13Troisièmement, et cette observation rejoint ce qui a été abordé dans le deuxième point, bien qu’elles aient lieu à l’échelle nationale, les commémorations de 2014-2018 ne sont pas celles de 1989. De plus, pour ce qui est de 1914, elles ne seront pas axées sur les mêmes sujets selon les lieux, les organisateurs, la mémoire transmise, etc. Cette observation est valable tant pour la France que pour d’autres pays, pensons au cas belge. Qu’il s’agisse des zones de combats, des zones envahies ou des zones non-occupées, chaque région, chaque acteur envisage ces commémorations de façon différente. Attribuer aux différentes commémorations les mêmes caractéristiques serait une erreur à ne surtout pas commettre.
14Pour conclure, cet ouvrage de Jean Noël Jeanneney remplit plusieurs fonctions. Fonction de connaissance d’abord, de certains évènements passés et de la façon dont ils seront potentiellement abordés dans les temps à venir. Il constitue également le témoignage d’un acteur important du « système commémoratif » français. Enfin, les réflexions amorcées ne demandent qu’à être approfondies, au regard de ce que seront les commémorations à venir, qu’il s’agisse de celles de la Première Guerre Mondiale ou d’autres évènements.
15Référence : Jeanneney Jean-Noël, La grande guerre, si loin, si proche. Réflexions sur un centenaire, Paris, Seuil, 2013, 176 p.
Notes
1 Frangi Marc, « Les “lois mémorielles”: de l’expression de la volonté générale au législateur historien », Revue de droit public, de la science politique en France et à l’étranger, 2005, n°1, pp. 241-266 et Raxhon Philippe, « Pour mémoire, une mise en perspective historique des lois mémorielles » in Grandjean Geoffrey et Jamin Jérôme (dir.), La Concurrence mémorielle, Paris, Armand Colin, 2011, pp. 39-62.

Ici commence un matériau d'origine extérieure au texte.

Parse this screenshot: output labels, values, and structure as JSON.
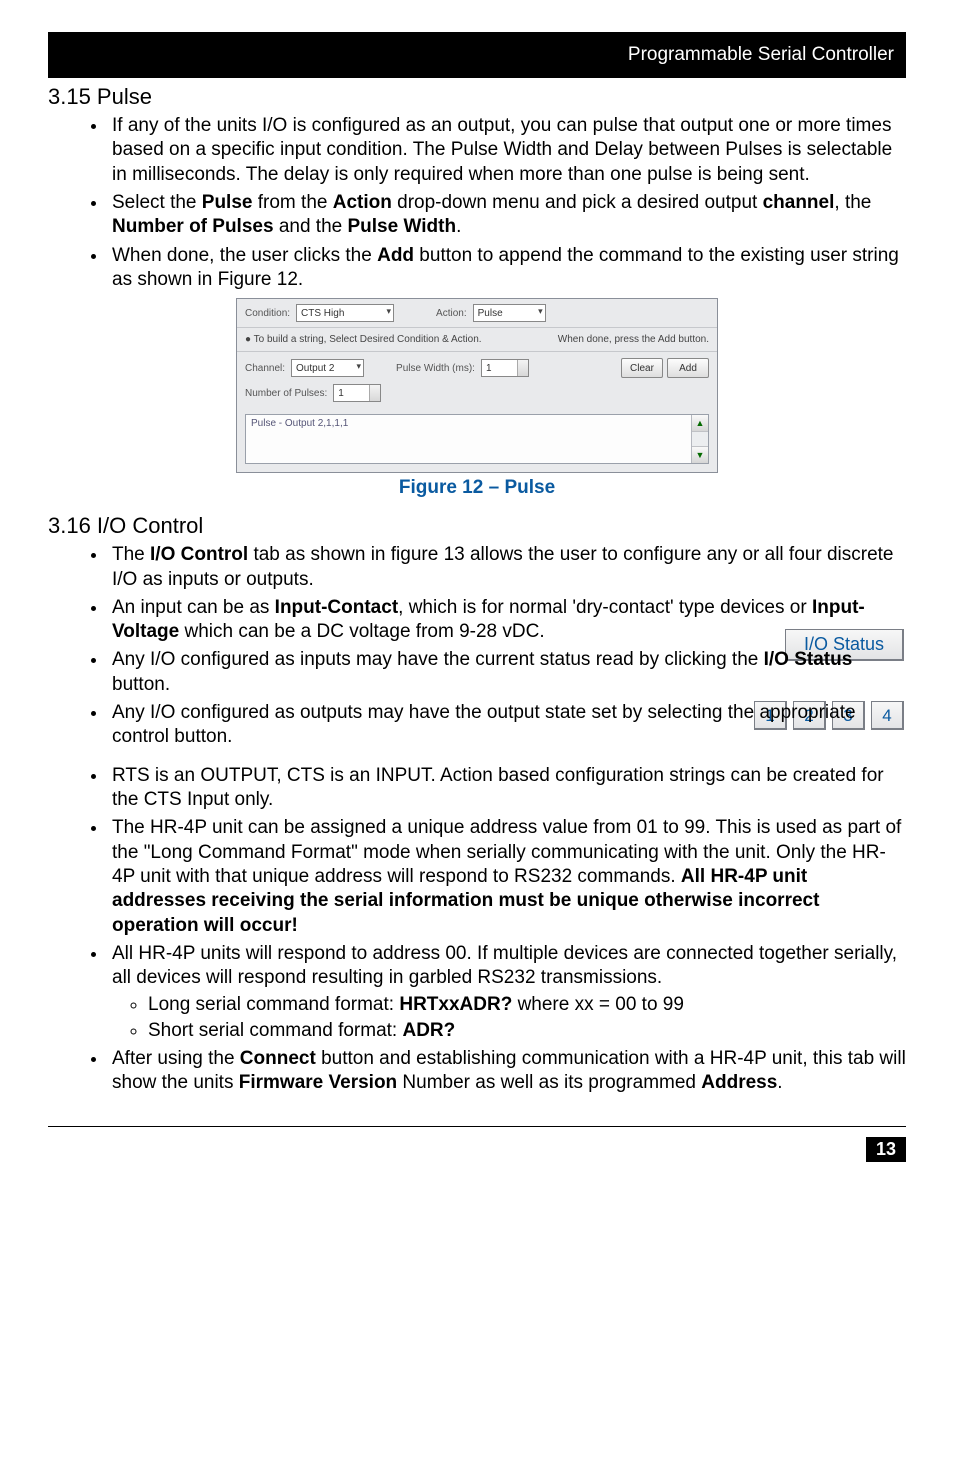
{
  "header": {
    "title": "Programmable Serial Controller"
  },
  "section_pulse": {
    "title": "3.15 Pulse",
    "b1": "If any of the units I/O is configured as an output, you can pulse that output one or more times based on a specific input condition.  The Pulse Width and Delay between Pulses is selectable in milliseconds. The delay is only required when more than one pulse is being sent.",
    "b2_pre": "Select the ",
    "b2_bold1": "Pulse",
    "b2_mid1": " from the ",
    "b2_bold2": "Action",
    "b2_mid2": " drop-down menu and pick a desired output ",
    "b2_bold3": "channel",
    "b2_mid3": ", the ",
    "b2_bold4": "Number of Pulses",
    "b2_mid4": " and the ",
    "b2_bold5": "Pulse Width",
    "b2_end": ".",
    "b3_pre": "When done, the user clicks the ",
    "b3_bold": "Add",
    "b3_end": " button to append the command to the existing user string as shown in Figure 12."
  },
  "mini": {
    "cond_label": "Condition:",
    "cond_value": "CTS High",
    "action_label": "Action:",
    "action_value": "Pulse",
    "hint_left": "●  To build a string, Select Desired Condition & Action.",
    "hint_right": "When done, press the Add button.",
    "channel_label": "Channel:",
    "channel_value": "Output 2",
    "pw_label": "Pulse Width (ms):",
    "pw_value": "1",
    "np_label": "Number of Pulses:",
    "np_value": "1",
    "clear_btn": "Clear",
    "add_btn": "Add",
    "ta_text": "Pulse - Output 2,1,1,1"
  },
  "figure12": "Figure 12 – Pulse",
  "section_io": {
    "title": "3.16 I/O Control",
    "b1_pre": "The ",
    "b1_bold": "I/O Control",
    "b1_end": " tab as shown in figure 13 allows the user to configure any or all four discrete I/O as inputs or outputs.",
    "b2_pre": "An input can be as ",
    "b2_bold1": "Input-Contact",
    "b2_mid": ", which is for normal 'dry-contact' type devices or ",
    "b2_bold2": "Input-Voltage",
    "b2_end": " which can be a DC voltage from 9-28 vDC.",
    "b3_pre": "Any I/O configured as inputs may have the current status read by clicking the ",
    "b3_bold": "I/O Status",
    "b3_end": " button.",
    "io_status_btn": "I/O Status",
    "b4": "Any I/O configured as outputs may have the output state set by selecting the appropriate control button.",
    "num1": "1",
    "num2": "2",
    "num3": "3",
    "num4": "4",
    "b5": "RTS is an OUTPUT, CTS is an INPUT. Action based configuration strings can be created for the CTS Input only.",
    "b6_pre": "The HR-4P unit can be assigned a unique address value from 01 to 99.  This is used as part of the \"Long Command Format\" mode when serially communicating with the unit. Only the HR-4P unit with that unique address will respond to RS232 commands. ",
    "b6_bold": "All HR-4P unit addresses receiving the serial information must be unique otherwise incorrect operation will occur!",
    "b7": "All HR-4P units will respond to address 00.  If multiple devices are connected together serially, all devices will respond resulting in garbled RS232 transmissions.",
    "b7a_pre": "Long serial command format: ",
    "b7a_bold": "HRTxxADR?",
    "b7a_end": "  where xx = 00 to 99",
    "b7b_pre": "Short serial command format: ",
    "b7b_bold": "ADR?",
    "b8_pre": "After using the ",
    "b8_bold1": "Connect",
    "b8_mid1": " button and establishing communication with a HR-4P unit, this tab will show the units ",
    "b8_bold2": "Firmware Version",
    "b8_mid2": " Number as well as its programmed ",
    "b8_bold3": "Address",
    "b8_end": "."
  },
  "page_number": "13"
}
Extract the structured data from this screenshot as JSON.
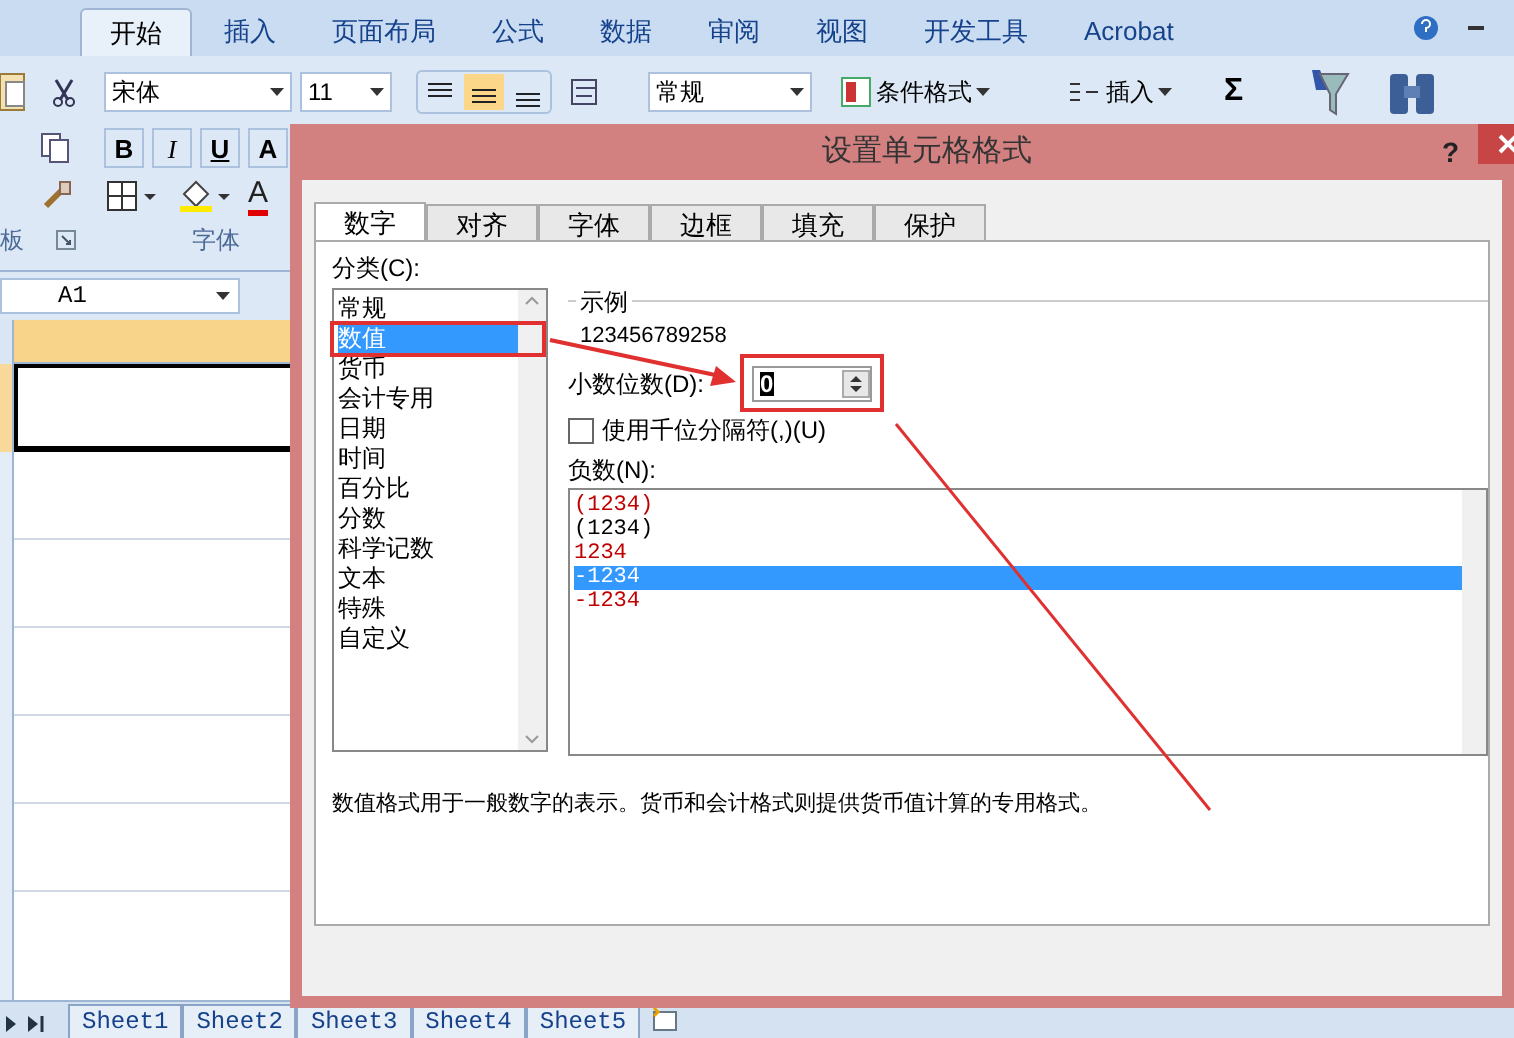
{
  "ribbon_tabs": [
    {
      "label": "开始",
      "selected": true
    },
    {
      "label": "插入",
      "selected": false
    },
    {
      "label": "页面布局",
      "selected": false
    },
    {
      "label": "公式",
      "selected": false
    },
    {
      "label": "数据",
      "selected": false
    },
    {
      "label": "审阅",
      "selected": false
    },
    {
      "label": "视图",
      "selected": false
    },
    {
      "label": "开发工具",
      "selected": false
    },
    {
      "label": "Acrobat",
      "selected": false
    }
  ],
  "ribbon": {
    "font_name": "宋体",
    "font_size": "11",
    "number_format": "常规",
    "conditional_format": "条件格式",
    "insert": "插入",
    "sum": "Σ",
    "format_buttons": [
      "B",
      "I",
      "U",
      "A"
    ],
    "font_color": "A",
    "group_labels": [
      "板",
      "字体"
    ]
  },
  "name_box": "A1",
  "sheet_tabs": [
    {
      "label": "Sheet1"
    },
    {
      "label": "Sheet2"
    },
    {
      "label": "Sheet3"
    },
    {
      "label": "Sheet4"
    },
    {
      "label": "Sheet5"
    }
  ],
  "dialog": {
    "title": "设置单元格格式",
    "help": "?",
    "tabs": [
      {
        "label": "数字",
        "selected": true
      },
      {
        "label": "对齐",
        "selected": false
      },
      {
        "label": "字体",
        "selected": false
      },
      {
        "label": "边框",
        "selected": false
      },
      {
        "label": "填充",
        "selected": false
      },
      {
        "label": "保护",
        "selected": false
      }
    ],
    "category_label": "分类(C):",
    "categories": [
      {
        "label": "常规",
        "selected": false
      },
      {
        "label": "数值",
        "selected": true
      },
      {
        "label": "货币",
        "selected": false
      },
      {
        "label": "会计专用",
        "selected": false
      },
      {
        "label": "日期",
        "selected": false
      },
      {
        "label": "时间",
        "selected": false
      },
      {
        "label": "百分比",
        "selected": false
      },
      {
        "label": "分数",
        "selected": false
      },
      {
        "label": "科学记数",
        "selected": false
      },
      {
        "label": "文本",
        "selected": false
      },
      {
        "label": "特殊",
        "selected": false
      },
      {
        "label": "自定义",
        "selected": false
      }
    ],
    "sample_label": "示例",
    "sample_value": "123456789258",
    "decimal_label": "小数位数(D):",
    "decimal_value": "0",
    "thousands": {
      "label": "使用千位分隔符(,)(U)",
      "checked": false
    },
    "negative_label": "负数(N):",
    "negative_formats": [
      {
        "label": "(1234)",
        "color": "#c00000",
        "selected": false
      },
      {
        "label": "(1234)",
        "color": "#000000",
        "selected": false
      },
      {
        "label": "1234",
        "color": "#c00000",
        "selected": false
      },
      {
        "label": "-1234",
        "selected": true
      },
      {
        "label": "-1234",
        "color": "#c00000",
        "selected": false
      }
    ],
    "description": "数值格式用于一般数字的表示。货币和会计格式则提供货币值计算的专用格式。"
  }
}
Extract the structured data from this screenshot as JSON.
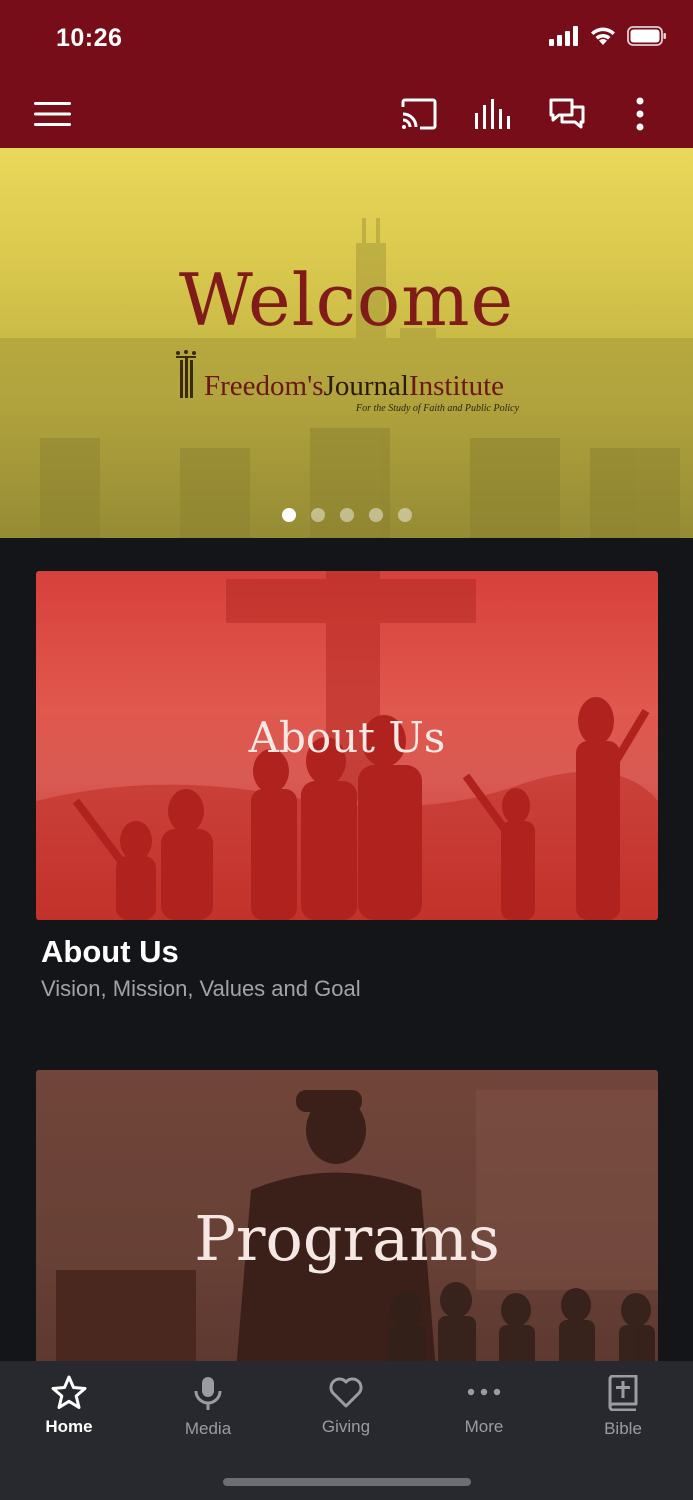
{
  "status_bar": {
    "time": "10:26"
  },
  "toolbar": {
    "icons": [
      "menu-icon",
      "cast-icon",
      "equalizer-icon",
      "chat-icon",
      "more-vertical-icon"
    ]
  },
  "hero": {
    "title": "Welcome",
    "logo_name_part1": "Freedom's",
    "logo_name_part2": "Journal",
    "logo_name_part3": "Institute",
    "tagline": "For the Study of Faith and Public Policy",
    "slide_count": 5,
    "active_slide": 1
  },
  "cards": [
    {
      "image_title": "About Us",
      "title": "About Us",
      "subtitle": "Vision, Mission, Values and Goal"
    },
    {
      "image_title": "Programs"
    }
  ],
  "tabs": [
    {
      "label": "Home",
      "icon": "star-icon",
      "active": true
    },
    {
      "label": "Media",
      "icon": "microphone-icon",
      "active": false
    },
    {
      "label": "Giving",
      "icon": "heart-icon",
      "active": false
    },
    {
      "label": "More",
      "icon": "ellipsis-icon",
      "active": false
    },
    {
      "label": "Bible",
      "icon": "bible-icon",
      "active": false
    }
  ],
  "colors": {
    "brand": "#760d18",
    "background": "#141518",
    "tabbar": "#28292e"
  }
}
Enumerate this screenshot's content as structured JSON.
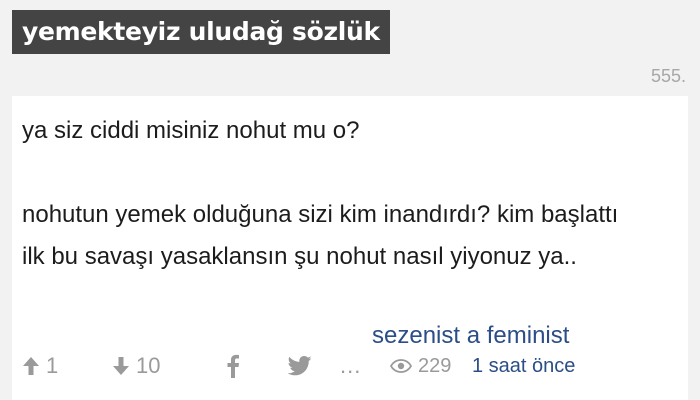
{
  "header": {
    "title": "yemekteyiz uludağ sözlük"
  },
  "entry": {
    "number": "555.",
    "paragraphs": [
      "ya siz ciddi misiniz nohut mu o?",
      "nohutun yemek olduğuna sizi kim inandırdı? kim başlattı ilk bu savaşı yasaklansın şu nohut nasıl yiyonuz ya.."
    ],
    "author": "sezenist a feminist",
    "upvotes": "1",
    "downvotes": "10",
    "more_label": "...",
    "views": "229",
    "timestamp": "1 saat önce"
  },
  "icons": {
    "upvote": "arrow-up-icon",
    "downvote": "arrow-down-icon",
    "facebook": "facebook-icon",
    "twitter": "twitter-icon",
    "views": "eye-icon"
  },
  "colors": {
    "title_bg": "#444444",
    "link": "#2b4e86",
    "muted": "#9a9a9a",
    "background": "#f2f2f2"
  }
}
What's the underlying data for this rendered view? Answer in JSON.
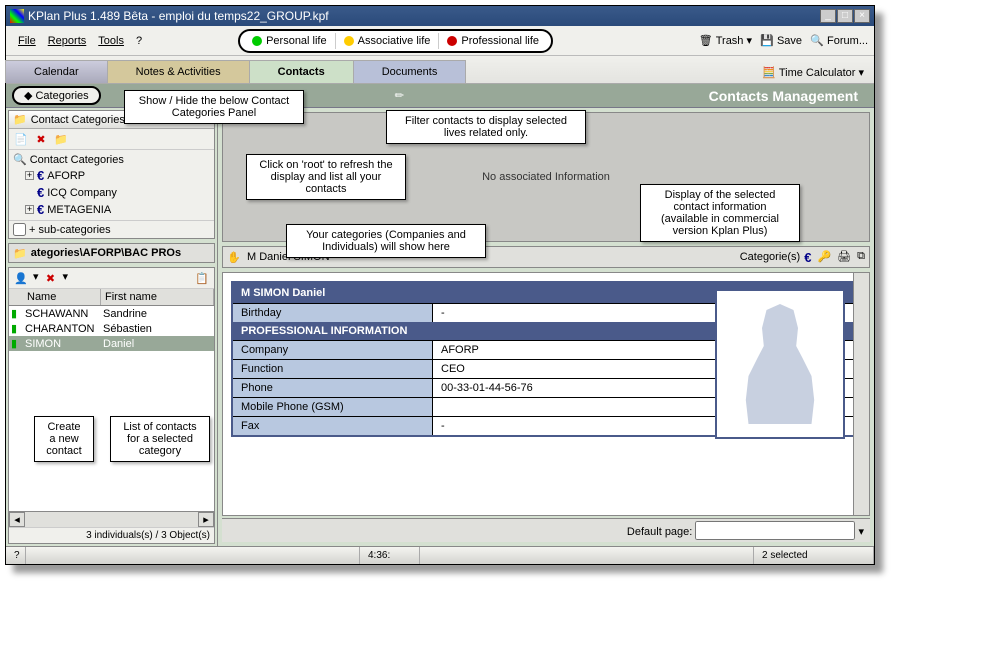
{
  "title": "KPlan Plus 1.489 Bêta - emploi du temps22_GROUP.kpf",
  "menu": {
    "file": "File",
    "reports": "Reports",
    "tools": "Tools",
    "help": "?"
  },
  "filters": {
    "personal": "Personal life",
    "associative": "Associative life",
    "professional": "Professional life"
  },
  "tools": {
    "trash": "Trash",
    "save": "Save",
    "forum": "Forum...",
    "timecalc": "Time Calculator"
  },
  "tabs": {
    "calendar": "Calendar",
    "notes": "Notes & Activities",
    "contacts": "Contacts",
    "documents": "Documents"
  },
  "header": {
    "categories": "Categories",
    "title": "Contacts Management"
  },
  "catpanel": {
    "title": "Contact Categories",
    "root": "Contact Categories",
    "items": [
      "AFORP",
      "ICQ Company",
      "METAGENIA"
    ],
    "subcheck": "+ sub-categories"
  },
  "path": "ategories\\AFORP\\BAC PROs",
  "list": {
    "cols": {
      "name": "Name",
      "first": "First name"
    },
    "rows": [
      {
        "name": "SCHAWANN",
        "first": "Sandrine"
      },
      {
        "name": "CHARANTON",
        "first": "Sébastien"
      },
      {
        "name": "SIMON",
        "first": "Daniel"
      }
    ],
    "status": "3 individuals(s) / 3 Object(s)"
  },
  "info": "No associated Information",
  "detail": {
    "title": "M Daniel SIMON",
    "catlabel": "Categorie(s)",
    "card_title": "M SIMON Daniel",
    "section": "PROFESSIONAL INFORMATION",
    "rows": {
      "birthday_l": "Birthday",
      "birthday_v": "-",
      "company_l": "Company",
      "company_v": "AFORP",
      "function_l": "Function",
      "function_v": "CEO",
      "phone_l": "Phone",
      "phone_v": "00-33-01-44-56-76",
      "mobile_l": "Mobile Phone (GSM)",
      "mobile_v": "",
      "fax_l": "Fax",
      "fax_v": "-"
    },
    "defaultpage": "Default page:"
  },
  "status": {
    "time": "4:36:",
    "selected": "2 selected"
  },
  "callouts": {
    "c1": "Show / Hide the below Contact Categories Panel",
    "c2": "Filter contacts to display selected lives related only.",
    "c3": "Click on 'root' to refresh the display and list all your contacts",
    "c4": "Your categories (Companies and Individuals) will show here",
    "c5": "Display of the selected contact information (available in commercial version Kplan Plus)",
    "c6": "Create a new contact",
    "c7": "List of contacts for a selected category"
  }
}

2 Hartog François, Régimes d’historicité, présentisme et expérience du temps, Paris, Seuil, 2003.
3 Michel Johan, Gouverner les mémoires – Les politiques mémorielles en France, Paris, Presses Universitaires de France, 2010, 208 p. et Lascoumes Pierre et Le Galès Patrick, Sociologie de l'action publique, Paris, Armand Colin, 2012, 128 p.
4 Créé en 2005, suite à l’appel d’historiens français, tels Pierre Nora, René Rémond et Antoine Prost, cette association milite pour une certaine indépendance de la science historique et contre les interventions politiques ou idéologiques dont celle-ci peut faire l’objet. Plus d’informations : www.lph-asso.fr
5 Todorov Tzvetan, Les abus de la mémoire, Paris, Arléa, 2004, 60 p.